Jenson Button und McLaren-Honda: Keine Verhandlungen

Von Rob La Salle
Formel 1
Jenson Button

Jenson Button

Die Zukunft des Engländers Jenson Button (35) ist ungewiss. Eric Boullier, Teamchef von McLaren-Honda, gibt zu: «Es gibt derzeit keine Pläne und auch keine Verhandlungen.»

Das Pilotenduo bei McLaren beschäftigte die britischen Blätter im vergangenen Herbst monatelang: Nachdem klar war, dass Fernando Alonso für 2015 andocken würde, lautete die Frage – der erfahrene Jenson Button oder der junge Kevin Magnussen? Schliesslich fiel die Wahl zu Gunsten des Weltmeisters von 2009.

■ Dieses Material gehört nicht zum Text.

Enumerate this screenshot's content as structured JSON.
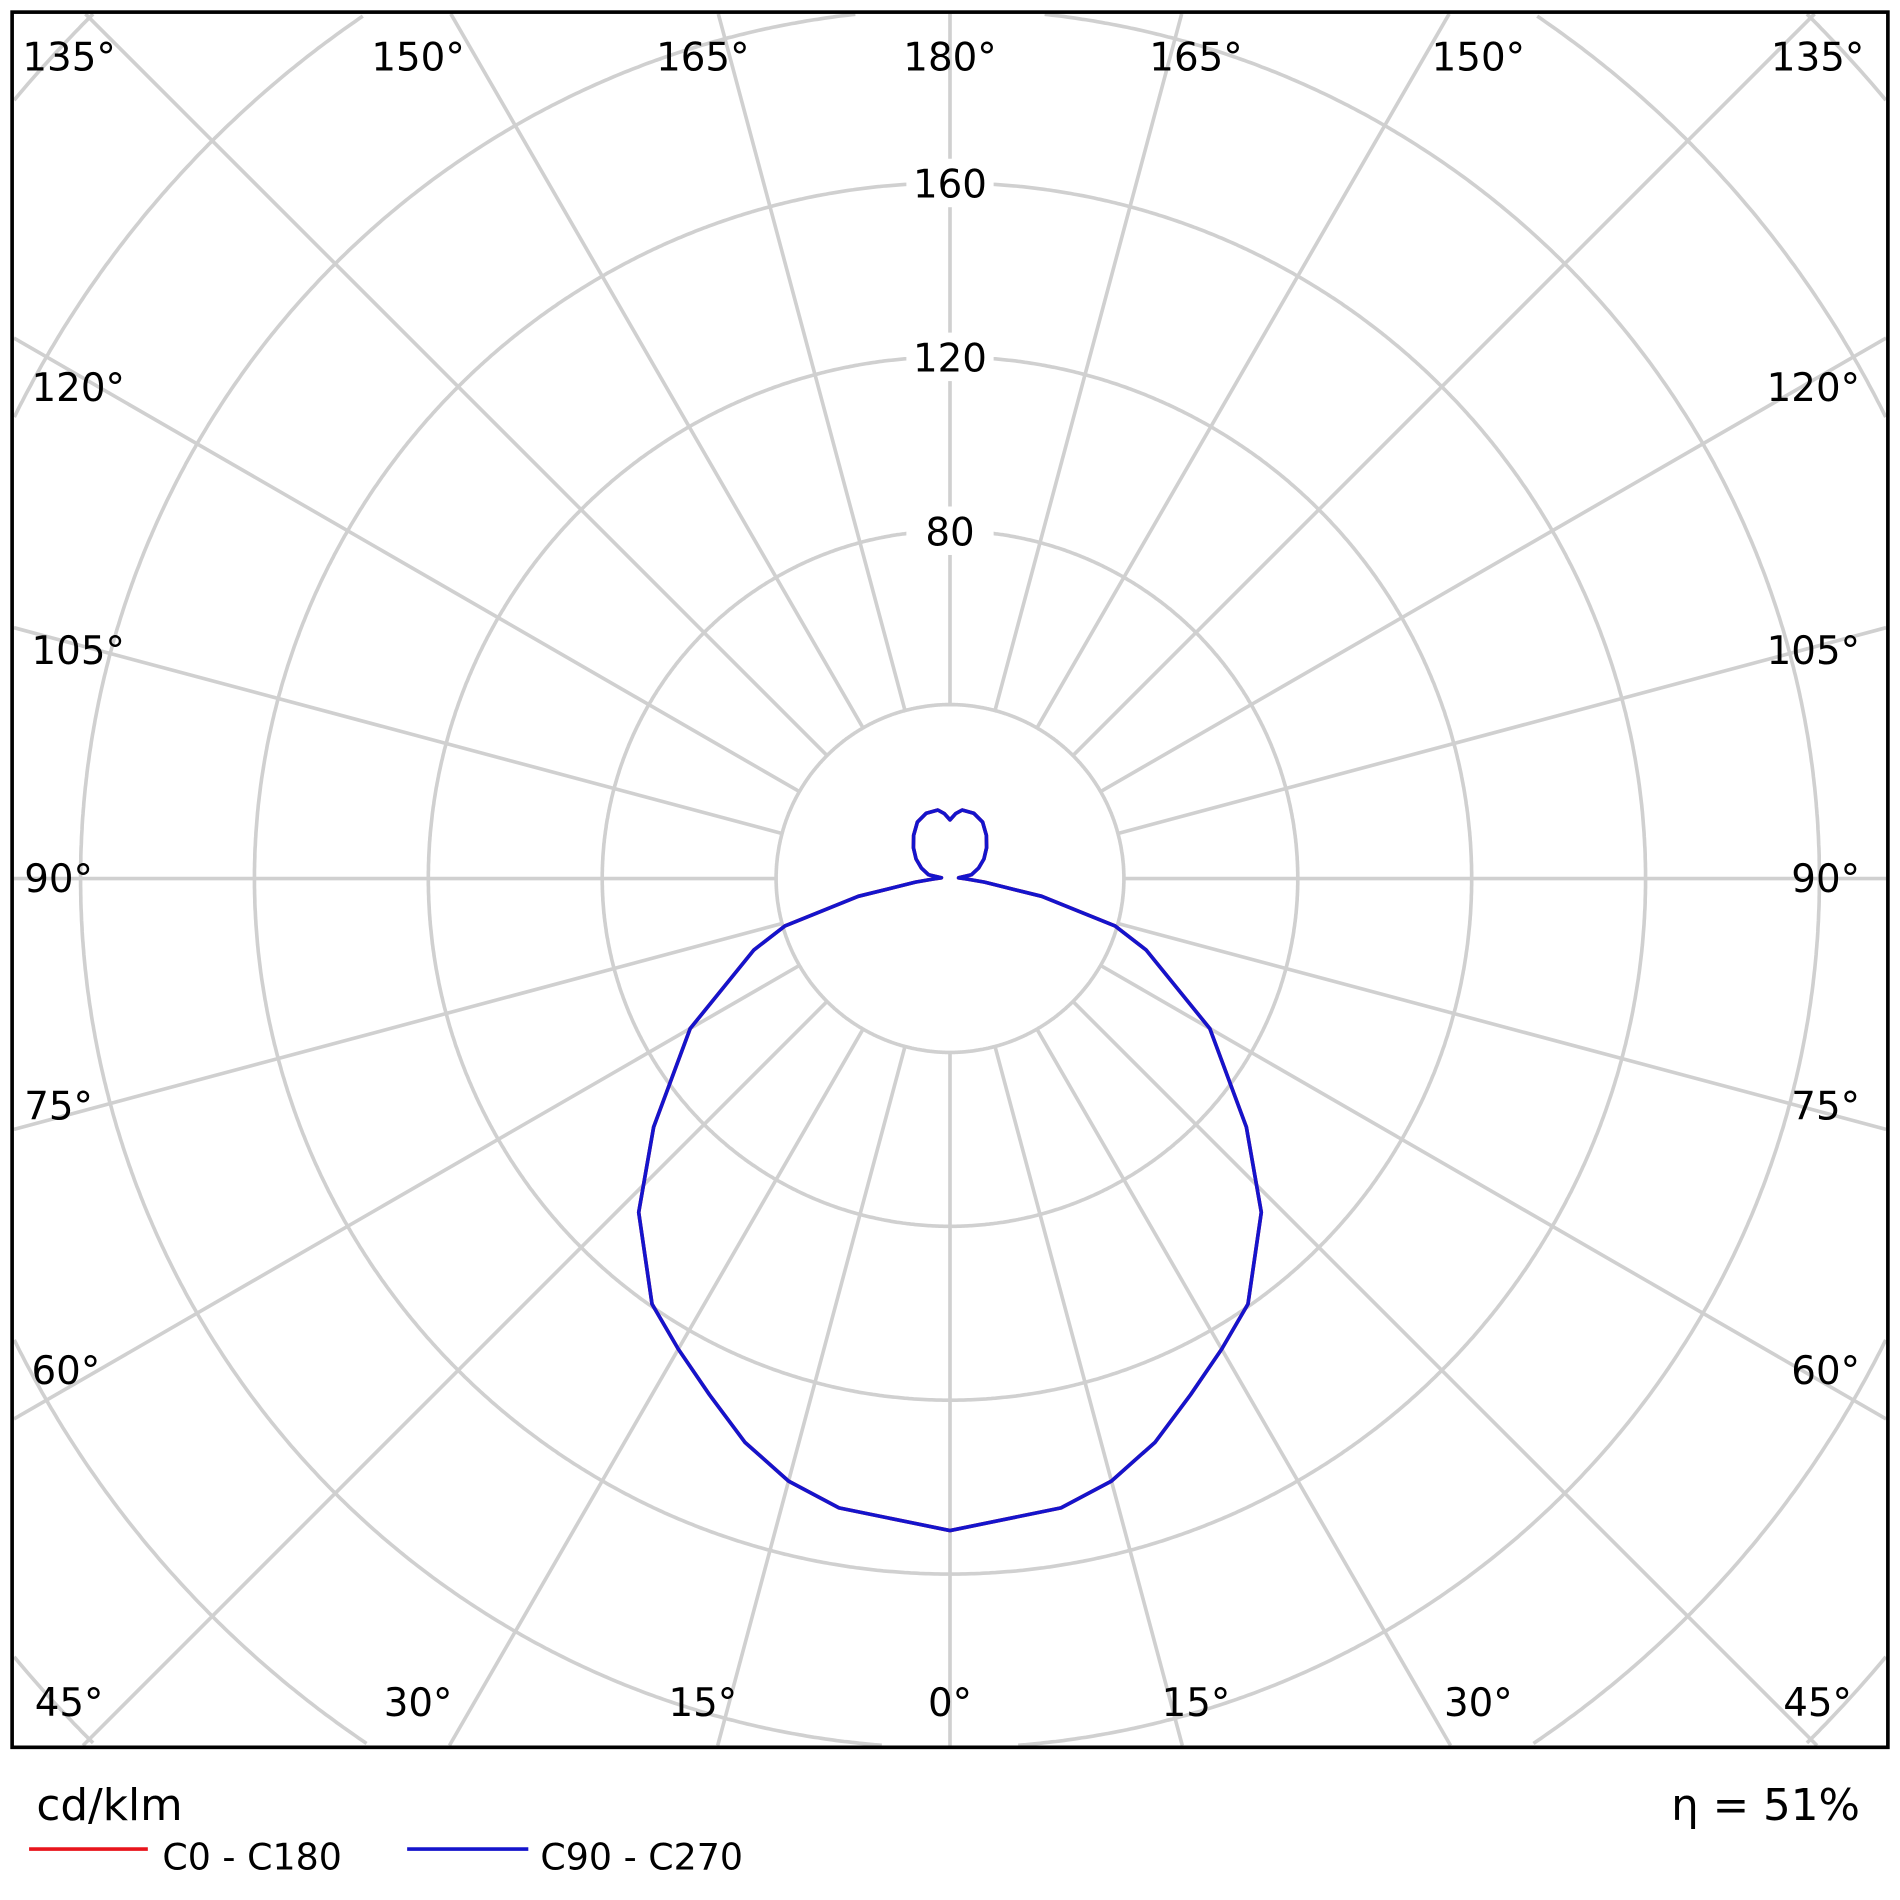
{
  "chart_data": {
    "type": "polar-line",
    "unit_label": "cd/klm",
    "efficiency_label": "η = 51%",
    "radial_ticks": [
      40,
      80,
      120,
      160,
      200,
      240,
      280,
      320
    ],
    "radial_tick_labels": [
      "80",
      "120",
      "160"
    ],
    "angle_labels": {
      "top": [
        "135°",
        "150°",
        "165°",
        "180°",
        "165°",
        "150°",
        "135°"
      ],
      "left": [
        "120°",
        "105°",
        "90°",
        "75°",
        "60°"
      ],
      "right": [
        "120°",
        "105°",
        "90°",
        "75°",
        "60°"
      ],
      "bottom": [
        "45°",
        "30°",
        "15°",
        "0°",
        "15°",
        "30°",
        "45°"
      ]
    },
    "grid": true,
    "legend_placement": "bottom-left",
    "gamma": [
      0,
      10,
      15,
      20,
      25,
      30,
      35,
      43,
      50,
      60,
      70,
      74,
      79,
      84,
      88,
      90,
      95,
      100,
      110,
      120,
      130,
      140,
      150,
      160,
      170,
      175,
      180
    ],
    "series": [
      {
        "name": "C0 - C180",
        "color": "#e8141c",
        "values": [
          150,
          147,
          143.5,
          138,
          131,
          125,
          119.5,
          105,
          89,
          69,
          48,
          39.5,
          21.5,
          8,
          4,
          3,
          2,
          5,
          7,
          9,
          11,
          13,
          15,
          16,
          16,
          15,
          13.5
        ]
      },
      {
        "name": "C90 - C270",
        "color": "#1414cc",
        "values": [
          150,
          147,
          143.5,
          138,
          131,
          125,
          119.5,
          105,
          89,
          69,
          48,
          39.5,
          21.5,
          8,
          4,
          3,
          2,
          5,
          7,
          9,
          11,
          13,
          15,
          16,
          16,
          15,
          13.5
        ]
      }
    ]
  }
}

Seither hat McLaren den grauenvollsten Saisonbeginn erlebt, seit der Rennstall Formel 1 fährt: null Punkte an fünf Rennwochenenden, jämmerlich, peinlich.

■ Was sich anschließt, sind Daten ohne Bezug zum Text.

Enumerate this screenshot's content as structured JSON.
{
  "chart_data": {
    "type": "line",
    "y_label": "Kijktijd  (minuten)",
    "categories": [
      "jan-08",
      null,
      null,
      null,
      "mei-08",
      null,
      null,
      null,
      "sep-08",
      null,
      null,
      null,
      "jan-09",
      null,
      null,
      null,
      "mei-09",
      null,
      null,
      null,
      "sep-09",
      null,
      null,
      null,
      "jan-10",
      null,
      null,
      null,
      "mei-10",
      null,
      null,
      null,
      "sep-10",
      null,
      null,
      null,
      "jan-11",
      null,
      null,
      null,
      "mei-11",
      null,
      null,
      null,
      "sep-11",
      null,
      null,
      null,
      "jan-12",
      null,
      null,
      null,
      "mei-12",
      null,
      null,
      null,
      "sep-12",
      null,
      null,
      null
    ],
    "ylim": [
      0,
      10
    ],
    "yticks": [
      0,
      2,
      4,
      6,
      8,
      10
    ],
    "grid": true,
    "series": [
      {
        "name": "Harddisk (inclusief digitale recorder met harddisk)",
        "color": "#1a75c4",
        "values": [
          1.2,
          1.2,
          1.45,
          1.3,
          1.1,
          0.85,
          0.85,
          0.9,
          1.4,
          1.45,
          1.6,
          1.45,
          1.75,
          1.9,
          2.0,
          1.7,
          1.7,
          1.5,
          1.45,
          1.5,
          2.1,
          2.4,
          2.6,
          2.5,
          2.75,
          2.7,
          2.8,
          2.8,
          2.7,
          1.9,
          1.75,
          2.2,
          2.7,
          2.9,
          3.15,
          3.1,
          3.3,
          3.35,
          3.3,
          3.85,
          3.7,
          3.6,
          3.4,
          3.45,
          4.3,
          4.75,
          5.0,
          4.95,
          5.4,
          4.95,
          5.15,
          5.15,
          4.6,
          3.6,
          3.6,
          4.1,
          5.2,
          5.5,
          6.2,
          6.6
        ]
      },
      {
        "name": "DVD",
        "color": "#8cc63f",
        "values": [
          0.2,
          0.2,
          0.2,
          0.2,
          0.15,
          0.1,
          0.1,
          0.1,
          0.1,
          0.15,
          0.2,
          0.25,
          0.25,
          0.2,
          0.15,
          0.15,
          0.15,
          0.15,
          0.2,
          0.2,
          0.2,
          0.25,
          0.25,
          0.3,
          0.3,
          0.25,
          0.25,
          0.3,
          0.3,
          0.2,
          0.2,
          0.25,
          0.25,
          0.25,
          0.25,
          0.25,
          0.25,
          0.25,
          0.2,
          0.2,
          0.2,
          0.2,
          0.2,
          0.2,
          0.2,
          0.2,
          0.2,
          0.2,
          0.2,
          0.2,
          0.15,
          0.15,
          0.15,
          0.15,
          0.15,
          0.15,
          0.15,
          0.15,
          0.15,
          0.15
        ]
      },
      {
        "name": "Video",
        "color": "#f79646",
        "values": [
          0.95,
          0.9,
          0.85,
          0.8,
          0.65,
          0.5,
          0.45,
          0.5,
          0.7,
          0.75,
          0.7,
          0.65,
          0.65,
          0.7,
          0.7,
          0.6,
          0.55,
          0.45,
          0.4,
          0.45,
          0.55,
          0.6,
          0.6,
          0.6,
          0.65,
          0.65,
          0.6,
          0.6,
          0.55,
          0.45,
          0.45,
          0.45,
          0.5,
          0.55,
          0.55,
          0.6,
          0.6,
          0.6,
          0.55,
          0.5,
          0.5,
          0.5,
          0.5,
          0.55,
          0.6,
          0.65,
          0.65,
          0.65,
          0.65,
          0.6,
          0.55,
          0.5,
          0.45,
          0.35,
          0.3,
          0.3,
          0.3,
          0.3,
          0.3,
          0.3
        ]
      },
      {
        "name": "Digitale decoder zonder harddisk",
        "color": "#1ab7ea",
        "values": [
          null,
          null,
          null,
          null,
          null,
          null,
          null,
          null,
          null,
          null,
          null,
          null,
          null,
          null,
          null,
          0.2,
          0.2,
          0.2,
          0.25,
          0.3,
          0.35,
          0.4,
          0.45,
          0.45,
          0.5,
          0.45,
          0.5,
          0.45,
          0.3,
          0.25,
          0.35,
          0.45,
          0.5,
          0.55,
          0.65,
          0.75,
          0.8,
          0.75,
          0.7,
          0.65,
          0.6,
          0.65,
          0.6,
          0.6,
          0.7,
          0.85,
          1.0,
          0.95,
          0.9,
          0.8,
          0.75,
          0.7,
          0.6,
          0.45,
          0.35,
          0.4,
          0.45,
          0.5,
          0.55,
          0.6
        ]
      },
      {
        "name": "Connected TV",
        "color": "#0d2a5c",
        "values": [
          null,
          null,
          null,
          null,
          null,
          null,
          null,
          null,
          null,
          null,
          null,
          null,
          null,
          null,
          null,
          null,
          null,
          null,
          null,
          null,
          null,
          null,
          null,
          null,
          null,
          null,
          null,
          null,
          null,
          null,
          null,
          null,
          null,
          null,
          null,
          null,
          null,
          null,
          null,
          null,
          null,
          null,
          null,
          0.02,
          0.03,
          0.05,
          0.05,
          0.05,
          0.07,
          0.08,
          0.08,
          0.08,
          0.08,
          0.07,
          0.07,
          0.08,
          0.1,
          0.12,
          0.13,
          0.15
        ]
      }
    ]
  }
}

An den Piloten liegt es nicht: Fernando Alonso und Jenson Button wirken wie Boxkämpfer, denen man vor dem Kampf einen Arm auf den Rücken gebunden hat.

Und doch wird sich die McLaren-Führung früher oder später die Frage stellen müssen, wie es in Sachen Piloten weitergeht.

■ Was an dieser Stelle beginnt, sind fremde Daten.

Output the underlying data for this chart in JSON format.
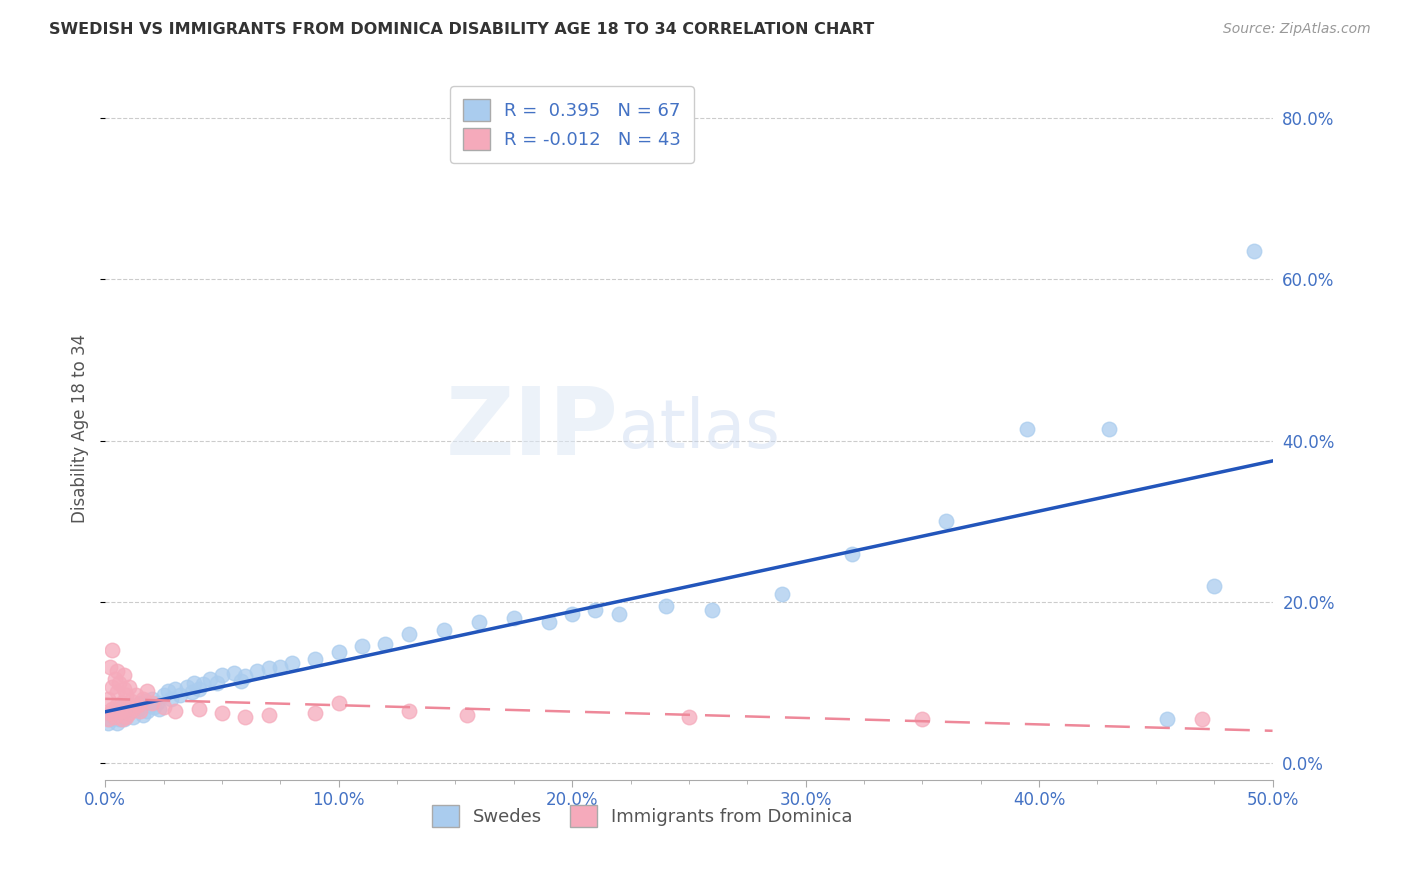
{
  "title": "SWEDISH VS IMMIGRANTS FROM DOMINICA DISABILITY AGE 18 TO 34 CORRELATION CHART",
  "source": "Source: ZipAtlas.com",
  "ylabel": "Disability Age 18 to 34",
  "xlim": [
    0.0,
    0.5
  ],
  "ylim": [
    -0.02,
    0.85
  ],
  "xticks": [
    0.0,
    0.1,
    0.2,
    0.3,
    0.4,
    0.5
  ],
  "yticks": [
    0.0,
    0.2,
    0.4,
    0.6,
    0.8
  ],
  "swedes_R": 0.395,
  "swedes_N": 67,
  "immigrants_R": -0.012,
  "immigrants_N": 43,
  "swedes_color": "#aaccee",
  "immigrants_color": "#f5aabb",
  "swedes_line_color": "#2255bb",
  "immigrants_line_color": "#ee8899",
  "swedes_x": [
    0.001,
    0.002,
    0.003,
    0.004,
    0.004,
    0.005,
    0.006,
    0.007,
    0.007,
    0.008,
    0.009,
    0.01,
    0.011,
    0.012,
    0.013,
    0.014,
    0.015,
    0.016,
    0.017,
    0.018,
    0.019,
    0.02,
    0.021,
    0.022,
    0.023,
    0.025,
    0.027,
    0.028,
    0.03,
    0.032,
    0.035,
    0.037,
    0.038,
    0.04,
    0.042,
    0.045,
    0.048,
    0.05,
    0.055,
    0.058,
    0.06,
    0.065,
    0.07,
    0.075,
    0.08,
    0.09,
    0.1,
    0.11,
    0.12,
    0.13,
    0.145,
    0.16,
    0.175,
    0.19,
    0.2,
    0.21,
    0.22,
    0.24,
    0.26,
    0.29,
    0.32,
    0.36,
    0.395,
    0.43,
    0.455,
    0.475,
    0.492
  ],
  "swedes_y": [
    0.05,
    0.055,
    0.06,
    0.058,
    0.065,
    0.05,
    0.055,
    0.07,
    0.062,
    0.055,
    0.068,
    0.072,
    0.065,
    0.058,
    0.07,
    0.068,
    0.075,
    0.06,
    0.078,
    0.065,
    0.072,
    0.08,
    0.07,
    0.075,
    0.068,
    0.085,
    0.09,
    0.08,
    0.092,
    0.085,
    0.095,
    0.088,
    0.1,
    0.092,
    0.098,
    0.105,
    0.1,
    0.11,
    0.112,
    0.102,
    0.108,
    0.115,
    0.118,
    0.12,
    0.125,
    0.13,
    0.138,
    0.145,
    0.148,
    0.16,
    0.165,
    0.175,
    0.18,
    0.175,
    0.185,
    0.19,
    0.185,
    0.195,
    0.19,
    0.21,
    0.26,
    0.3,
    0.415,
    0.415,
    0.055,
    0.22,
    0.635
  ],
  "immigrants_x": [
    0.001,
    0.001,
    0.002,
    0.002,
    0.003,
    0.003,
    0.003,
    0.004,
    0.004,
    0.005,
    0.005,
    0.005,
    0.006,
    0.006,
    0.007,
    0.007,
    0.008,
    0.008,
    0.009,
    0.009,
    0.01,
    0.01,
    0.011,
    0.012,
    0.013,
    0.014,
    0.015,
    0.016,
    0.018,
    0.02,
    0.025,
    0.03,
    0.04,
    0.05,
    0.06,
    0.07,
    0.09,
    0.1,
    0.13,
    0.155,
    0.25,
    0.35,
    0.47
  ],
  "immigrants_y": [
    0.055,
    0.08,
    0.062,
    0.12,
    0.068,
    0.095,
    0.14,
    0.058,
    0.105,
    0.072,
    0.115,
    0.088,
    0.065,
    0.1,
    0.055,
    0.075,
    0.092,
    0.11,
    0.058,
    0.085,
    0.062,
    0.095,
    0.078,
    0.068,
    0.085,
    0.072,
    0.065,
    0.08,
    0.09,
    0.075,
    0.07,
    0.065,
    0.068,
    0.062,
    0.058,
    0.06,
    0.062,
    0.075,
    0.065,
    0.06,
    0.058,
    0.055,
    0.055
  ]
}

Fernando Alonso ist bis Ende 2017 ans britische Traditions-Team gebunden. Bei Jenson Button sieht die Sache anders aus. Zumal Kevin Magnussen natürlich so bald als möglich ins Renncockpit zurück will, zumal McLaren mit GP2-Sieger Stoffel Vandoorne einen weiteren, überaus vielversprechenden jungen Mann unter Vertrag hat.

Button hingegen ist inzwischen an Dienstjahren der älteste Fahrer (Jenson fährt seit der Saison 2000 Formel 1) und vom Alter her der Zweitälteste – nur Kimi Räikkönen ist noch ein paar Monate älter.
McLaren-Teamchef Eric Boullier sagt gegenüber der BBC: «Es gibt keine Pläne derzeit, es gibt keine Verhandlungen.»

Das muss aber nicht unbedingt eine schlechte Nachricht für Button sein, denn der französische Teamchef sagt auch: «Die Leute sagen ja immer, dass Alonso einer der besten Fahrer sei, und damit haben sie auch Recht.